As it stands, because you have both U and M bands in your treated sample you can not categorically say that it becomes methylated, the PCR just needs to be tweaked a little (reducing the number of cycles) and you should get the results that suggest so.
I am so confused about this "black" "white" issue of DNA methylation. Isn't the gene I am looking at could be partially methylated? So I will see band from both "U" and "M".
What do you think about Pyrosequencing? Looks like I will get exact percentage of methylated C in my sample. I am talking to Biotage about this.
certainly you can say that your gene could be partially methylated, however you can't say it's hypermethylated as this usually describes complete methylation in most cases.

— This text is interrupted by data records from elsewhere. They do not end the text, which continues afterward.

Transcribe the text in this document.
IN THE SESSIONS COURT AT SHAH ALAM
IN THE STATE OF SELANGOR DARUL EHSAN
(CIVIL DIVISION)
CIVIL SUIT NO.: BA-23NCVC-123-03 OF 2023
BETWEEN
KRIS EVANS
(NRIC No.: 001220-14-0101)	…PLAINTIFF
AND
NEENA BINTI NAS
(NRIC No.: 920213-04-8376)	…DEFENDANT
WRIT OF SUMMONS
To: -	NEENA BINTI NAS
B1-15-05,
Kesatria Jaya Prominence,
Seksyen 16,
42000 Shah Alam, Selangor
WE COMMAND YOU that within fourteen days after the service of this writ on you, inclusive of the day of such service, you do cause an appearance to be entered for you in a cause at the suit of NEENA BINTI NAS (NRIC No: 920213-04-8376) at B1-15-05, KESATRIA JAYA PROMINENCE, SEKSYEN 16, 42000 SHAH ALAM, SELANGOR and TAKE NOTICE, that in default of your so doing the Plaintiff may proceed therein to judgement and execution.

In most cases, with CpG islands associated with genes at least, methylation is black and white you either get hypermethylation (full) or hypomethylation (non). This is exemplified in a number of genes involved in cancer progression and the CIMP phenotype described by Issa.
pyrosequencing is a promising technique in that you can measure methylation at a particular site for the whole population of cells in your original sample. It requires the purchase of a machine to do this. I have not had any experience with it as we don't have one on site but it looks promising from what I have read in the literature.